After building the world's largest lithium battery in Australia nearly 40 days ahead of schedule, Tesla has announced plans to build the world's largest "virtual power plant" by outfitting 50,000 homes in South Australia with solar panels and Tesla battery storage units over the next four years, slashing participants' energy bill by 30 percent.

Beginning with a trial of 1100 Housing Trust properties, a 5kW solar panel system and 13.5kWh Tesla Powerwall 2 battery will be installed at no charge to the household and financed through the sale of electricity.

Following the trial, which has now commenced, systems are set to be installed at a further 24,000 Housing Trust properties, and then a similar deal offered to all South Australian households, with a plan for at least 50,000 households to participate over the next four years.
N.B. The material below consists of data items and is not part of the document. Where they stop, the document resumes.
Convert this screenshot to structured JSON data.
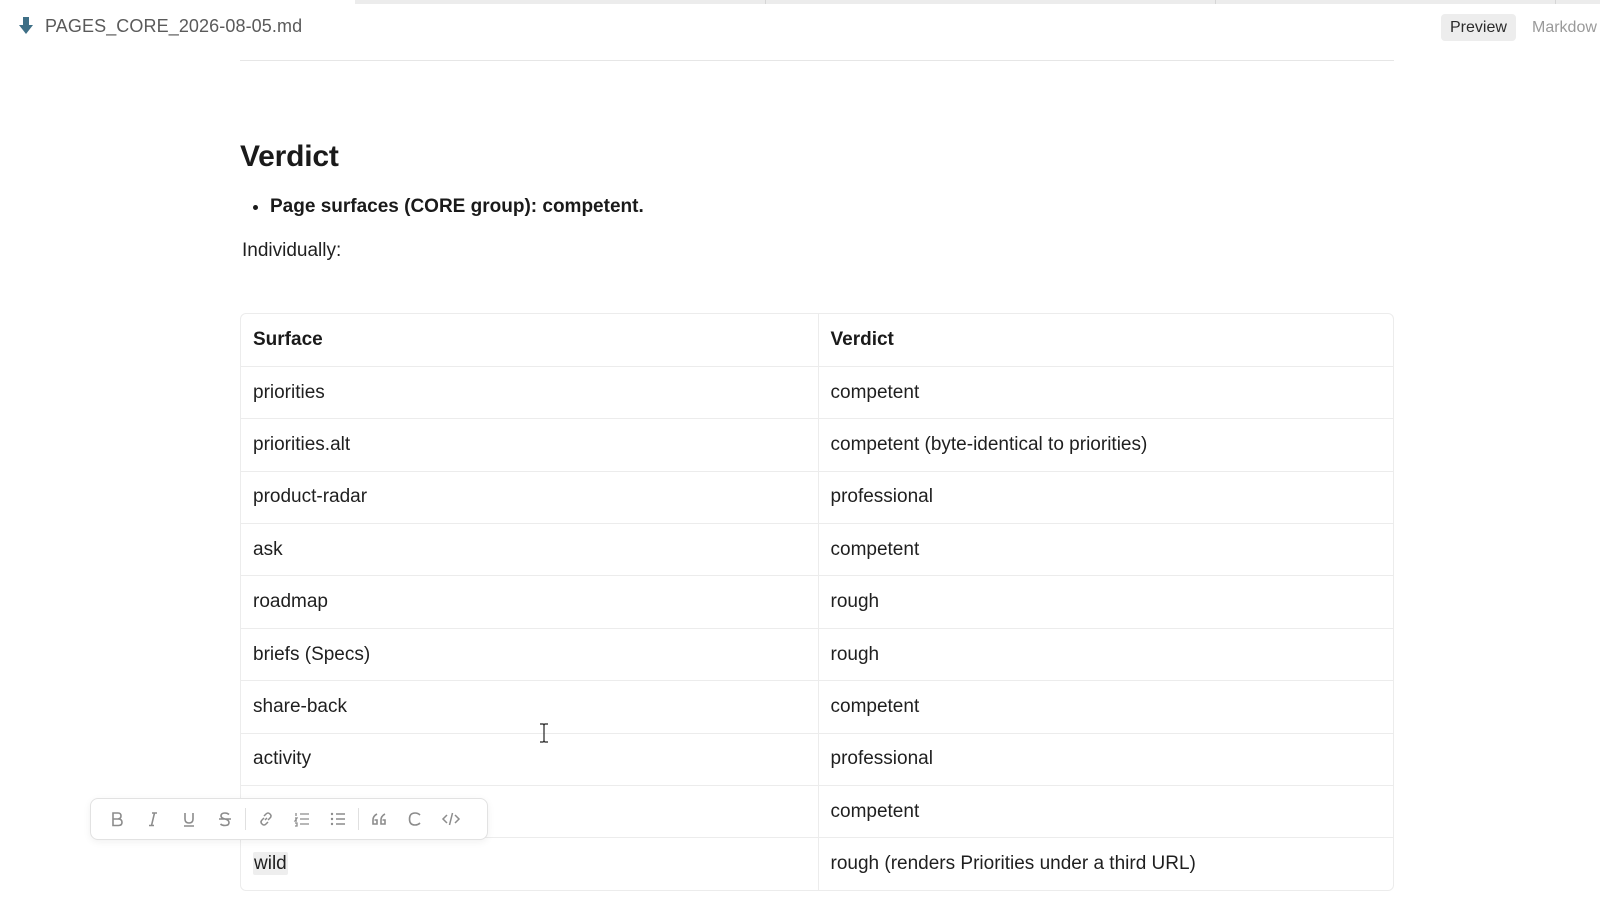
{
  "header": {
    "file_name": "PAGES_CORE_2026-08-05.md",
    "modes": {
      "preview": "Preview",
      "markdown": "Markdow"
    }
  },
  "document": {
    "heading": "Verdict",
    "bullets": [
      "Page surfaces (CORE group): competent."
    ],
    "intro": "Individually:",
    "table": {
      "headers": [
        "Surface",
        "Verdict"
      ],
      "rows": [
        [
          "priorities",
          "competent"
        ],
        [
          "priorities.alt",
          "competent (byte-identical to priorities)"
        ],
        [
          "product-radar",
          "professional"
        ],
        [
          "ask",
          "competent"
        ],
        [
          "roadmap",
          "rough"
        ],
        [
          "briefs (Specs)",
          "rough"
        ],
        [
          "share-back",
          "competent"
        ],
        [
          "activity",
          "professional"
        ],
        [
          "",
          "competent"
        ],
        [
          "wild",
          "rough (renders Priorities under a third URL)"
        ]
      ]
    }
  },
  "toolbar": {
    "buttons": [
      "bold-icon",
      "italic-icon",
      "underline-icon",
      "strikethrough-icon",
      "link-icon",
      "ordered-list-icon",
      "bullet-list-icon",
      "quote-icon",
      "refresh-icon",
      "code-icon"
    ]
  }
}
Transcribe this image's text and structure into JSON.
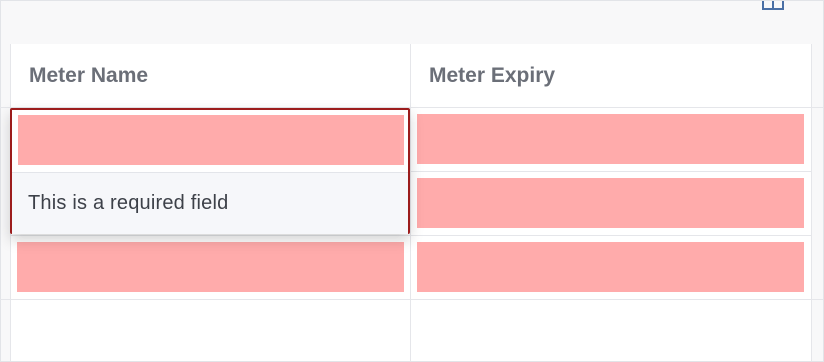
{
  "table": {
    "columns": [
      {
        "label": "Meter Name"
      },
      {
        "label": "Meter Expiry"
      }
    ]
  },
  "validation": {
    "message": "This is a required field"
  },
  "colors": {
    "error_fill": "#ffabab",
    "error_border": "#9c1c1c",
    "header_text": "#6b6f78"
  },
  "icons": {
    "toolbar": "columns-icon"
  }
}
Over 6,500 households have already applied for the 250MW program (which will provide the panels for free), tweeted South Australian Premier Jay Weatherill on Monday.

The AUD$32 million ($25 million USD) project bankrolled by taxpayers and a state-funded technology grant will be recovered by selling the electricity to customers on the grid. “We will use people’s homes as a way to generate energy for the South Australian grid, with participating households benefiting with significant savings in their energy bills,” says South Australia’s premier Jay Weatherill. “More renewable energy means cheaper power for all South Australians.”

Price predicts utility bills for participating households will be slashed by 30 percent. The installations will begin with 100 households in a low-income housing community. Those systems should be completed by the end of June. Then another 1,000 systems will be installed in similar properties by the end of the year.

After that, another 24,000 Housing Trust residents will be offered the opportunity to join the program, followed by 25,000 more households over the next 4 years. Minister for Social Housing Zoe Bettison said the decision to install the systems in Housing Trust homes would assist the most vulnerable. “We know that people in social housing can often struggle meeting their everyday needs and this initiative will take some pressure off their household budget,” she said.

South Australia's 1.7 million residents regularly suffer power outages and energy reductions, with several major incidents leaving people without power following storms and a massive heat wave. 

Off to a good start

Tesla's lithium battery storage project has already proven its worth; after the 129 MWh installation was activated on December 2, the Loy Yang coal power plant - one of the largest in Australia, went offline - depriving the grid of 560 MW of electricity, enough for 170,000 homes. Within 140 milliseconds, the Tesla "Hornsdale Power Reserve Battery System" kicked in, providing the grid with 100 MW of power - buying grid operators enough time to reroute other power sources and make up for the shortfall. Utility customers were largely unaffected. 

“That’s a record and the national operators were shocked at how quickly and efficiently the battery was able to deliver this type of energy into the market,"said State energy minister, Tom Koutsantonis, who added "Until now, if we got a call to turn on our emergency generators it would take us 10 to 15 minutes to get them fired up and operating which is a record time compared to other generators.”